I am busy upgrading an old system that uses a Postgres database v9 to v14, I need to update the Npgsql library from its current version 2.2.7 to 4.1.12 on a C# .NetFramework 4.6.1 application.
In my tests, I have noticed that a command that executes a function and reads the response into an array using NpgsqlDataReader takes 10 times longer if I use Npgsql v3 or higher.
The Code looks as follow the while (dbReader.Read()) loop: Running Npgsql v2.2.7 takes 10 seconds to run through 20000 rows when connected to the Postgres v9 database. Running Npgsql v3 or higher takes 140 seconds to run through 20000 rows when connected to the Postgres v9 or v14 database (the db does not make a difference).
using Npgsql;
using System;
using System.Collections.Generic;
using System.Collections.ObjectModel;
using System.Data;
namespace UpgradeV2.Sample
{
internal class SampleRequest
{
private static string connectionstring = "server=myhostname;port=5432;database=mydatabase;user id=myuser;password=mypassword;enlist=true;pooling=false;minpoolsize=1;maxpoolsize=100;timeout=1024;commandtimeout=3000;";
public static IEnumerable<DataClass> GetData(long id)
{
var parameters = new Dictionary<string, object>
{
{"i_id", (int)id}
};
using (NpgsqlConnection _npgsqlConnection = new NpgsqlConnection(connectionstring))
{
var command = new NpgsqlCommand
{
CommandType = CommandType.StoredProcedure,
Connection = _npgsqlConnection,
CommandText = "public.function_returning_lots_of_data"
};
foreach (var parameter in parameters)
{
command.Parameters.Add(new NpgsqlParameter { ParameterName = parameter.Key, Value = parameter.Value });
}
using (var dbReader = command.ExecuteReader())
{
var dataList = new Collection<DataClass>();
// to complete this while loop with npgsql v2 takes 10 seconds
// to complete this while loop with npgsql v3-v6 takes 140 seconds
while (dbReader.Read())
{
if (dbReader["id"] == DBNull.Value)
{
continue;
}
DataClass item = new DataClass()
{
id = dbReader.GetFieldValue<int>("id"),
//And about 20 other Fields read using GetFieldValue
};
dataList.Add(item);
}
return dataList;
}
}
}
}
}
I tried different newer versions of the Npgsql library and it all results in the same problem from version 3 onwards. I tried updating the connection string to a higher value for "Read Buffer Size" and it does not have any improvement I tried using the ExecuteAsync and ReadAsync methods, which have little to no effect.

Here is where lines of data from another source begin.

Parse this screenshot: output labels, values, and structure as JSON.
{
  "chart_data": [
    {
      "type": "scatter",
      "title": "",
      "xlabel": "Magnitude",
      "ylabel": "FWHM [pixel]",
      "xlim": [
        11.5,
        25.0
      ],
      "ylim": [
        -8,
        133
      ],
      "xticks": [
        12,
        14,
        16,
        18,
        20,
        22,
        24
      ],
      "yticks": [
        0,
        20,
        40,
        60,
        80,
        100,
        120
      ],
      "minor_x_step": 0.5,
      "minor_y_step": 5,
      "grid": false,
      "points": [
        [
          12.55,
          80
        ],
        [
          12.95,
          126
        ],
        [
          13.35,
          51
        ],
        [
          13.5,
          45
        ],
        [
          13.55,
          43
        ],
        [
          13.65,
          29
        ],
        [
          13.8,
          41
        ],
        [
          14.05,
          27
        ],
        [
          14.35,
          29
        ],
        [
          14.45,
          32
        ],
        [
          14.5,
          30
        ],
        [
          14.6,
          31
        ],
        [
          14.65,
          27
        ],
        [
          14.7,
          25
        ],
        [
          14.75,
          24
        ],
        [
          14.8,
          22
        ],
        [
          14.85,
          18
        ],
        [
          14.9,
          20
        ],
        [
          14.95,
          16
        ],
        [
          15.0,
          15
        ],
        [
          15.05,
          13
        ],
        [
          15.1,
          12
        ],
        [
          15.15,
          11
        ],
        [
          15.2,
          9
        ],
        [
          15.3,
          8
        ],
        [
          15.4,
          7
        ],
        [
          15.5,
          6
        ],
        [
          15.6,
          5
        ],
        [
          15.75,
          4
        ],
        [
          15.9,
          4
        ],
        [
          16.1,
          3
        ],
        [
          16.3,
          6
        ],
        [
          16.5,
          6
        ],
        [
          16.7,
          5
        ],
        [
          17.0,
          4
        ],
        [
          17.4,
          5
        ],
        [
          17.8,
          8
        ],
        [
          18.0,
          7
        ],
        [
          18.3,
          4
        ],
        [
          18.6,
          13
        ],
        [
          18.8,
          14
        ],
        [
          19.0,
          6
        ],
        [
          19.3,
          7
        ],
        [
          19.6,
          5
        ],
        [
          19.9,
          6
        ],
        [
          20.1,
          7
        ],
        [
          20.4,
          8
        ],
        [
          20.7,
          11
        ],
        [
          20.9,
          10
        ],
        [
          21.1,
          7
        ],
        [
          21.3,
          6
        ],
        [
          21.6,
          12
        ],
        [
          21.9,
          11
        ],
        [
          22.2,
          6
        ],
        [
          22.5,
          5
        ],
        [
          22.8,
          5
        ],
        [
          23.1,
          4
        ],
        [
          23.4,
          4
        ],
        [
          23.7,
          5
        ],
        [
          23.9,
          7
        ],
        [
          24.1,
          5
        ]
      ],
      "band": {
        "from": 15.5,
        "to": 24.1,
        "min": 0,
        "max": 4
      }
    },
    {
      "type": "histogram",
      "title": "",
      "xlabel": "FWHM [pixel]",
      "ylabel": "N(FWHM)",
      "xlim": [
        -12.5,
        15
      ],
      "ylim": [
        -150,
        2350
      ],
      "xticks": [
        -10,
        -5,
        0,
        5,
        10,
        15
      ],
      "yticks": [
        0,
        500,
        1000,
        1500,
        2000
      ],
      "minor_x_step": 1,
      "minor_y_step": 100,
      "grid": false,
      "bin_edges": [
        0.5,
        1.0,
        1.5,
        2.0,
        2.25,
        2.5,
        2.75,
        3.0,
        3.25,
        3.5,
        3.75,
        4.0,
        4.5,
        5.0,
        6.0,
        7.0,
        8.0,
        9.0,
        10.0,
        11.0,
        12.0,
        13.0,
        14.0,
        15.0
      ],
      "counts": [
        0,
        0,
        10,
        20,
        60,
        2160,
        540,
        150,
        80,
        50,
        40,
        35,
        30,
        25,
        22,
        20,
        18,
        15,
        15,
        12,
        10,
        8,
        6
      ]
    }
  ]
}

Newer Npgsql versions are very unlikely to actually be slower than 2.2.7; you haven't posted the complete code, so I'm going to assume that there's some sort of problem with the way you're measuring. For example, it's very possible that the first Npgsql operation is slow, since e.g. Npgsql needs to load type information from the database; so if you're just measuring the time for a single request, that's going to be very skewed.

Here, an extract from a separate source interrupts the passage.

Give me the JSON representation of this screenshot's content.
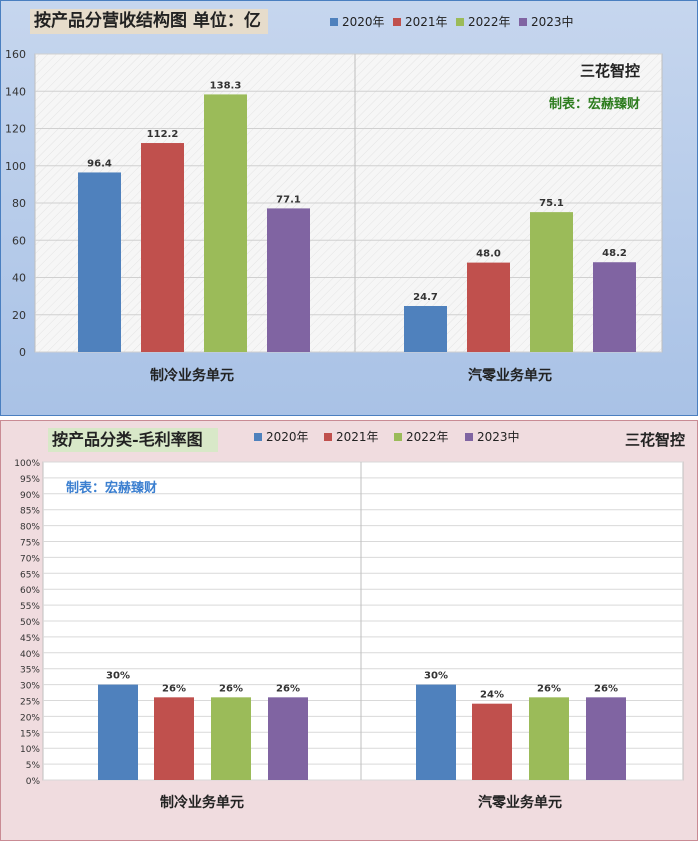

I highly recommend writing up a proper benchmark with BenchmarkDotNet; you just have to write a single function, and that library handles all the actual benchmarking for you (e.g. it runs it in a warmup phase before starting a measurement).
If you can submit a BenchmarkDotNet benchmark that shows 2.2.7 actually performing significantly better than modern versions, I'd definitely want to look at it. I also suggest using recent versions (e.g. 8.0) and not 4.x, which itself is very old by now.